Every chemist I know tries to squeeze more potential out of less material, and intermediates like 6-Chloropyridine-3-carboxamide play into that ethos. Good experimental design begins by choosing building blocks that deliver value beyond a single transformation. If the intermediate can transition smoothly between medchem, process development, and pilot-scale runs, the project gains momentum. My own experience echoes this pattern—projects that relied on robust suppliers and thoughtfully selected intermediates moved faster, hit fewer snags in scale-up, and faced fewer compliance headaches.
Information sharing supports this approach. Peer-reviewed studies, analytical validation reports, and open communication with suppliers help scientists calibrate their decisions and avoid unexpected detours. Networks of knowledge make it easier to anticipate bottlenecks and identify next-generation building blocks. Compounds like 6-Chloropyridine-3-carboxamide, enjoying established credibility within the community, stay relevant as methods and regulations evolve.
A focus on smart procurement—prioritizing intermediates that meet not just analytical and regulatory criteria but also environmental and ethical benchmarks—serves the larger goal. As research teams grow more interdisciplinary, involving formulators, toxicologists, and sustainability experts from the start pays off.

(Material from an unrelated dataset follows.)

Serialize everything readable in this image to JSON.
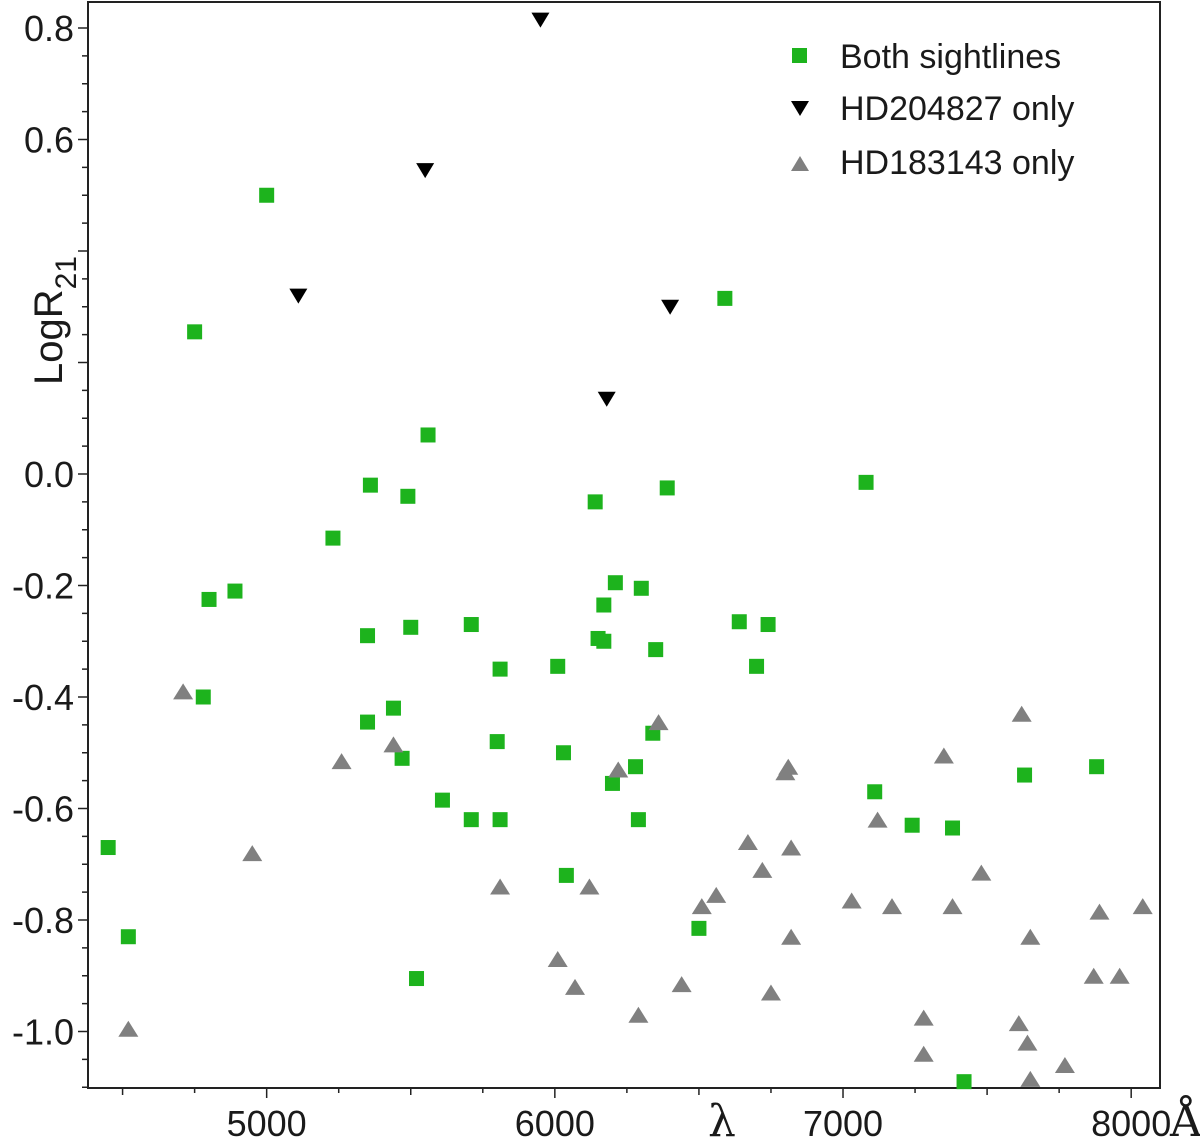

Keeping up with shifting regulatory, technical, and commercial trends calls for clarity and flexibility. Teams that field-test their intermediates in the earliest stages catch problems before they metastasize. In practice, this means checking analytical data on every new lot, running small-scale trials before full-scale runs, and building relationships with suppliers willing to stand behind their products. This hands-on approach saves time, shortens troubleshooting cycles, and keeps innovation on track.
Innovation in synthesis doesn’t happen in a vacuum. It emerges from combining solid data, resilient supply lines, and the kind of intermediate that can be trusted to play its part every time. Wider adoption of smart building blocks like 6-Chloropyridine-3-carboxamide frees up more time and mental space for the creative parts of research and development. And with every ounce of progress, chemists inch closer to the next breakthrough in medicine, agriculture, or materials science.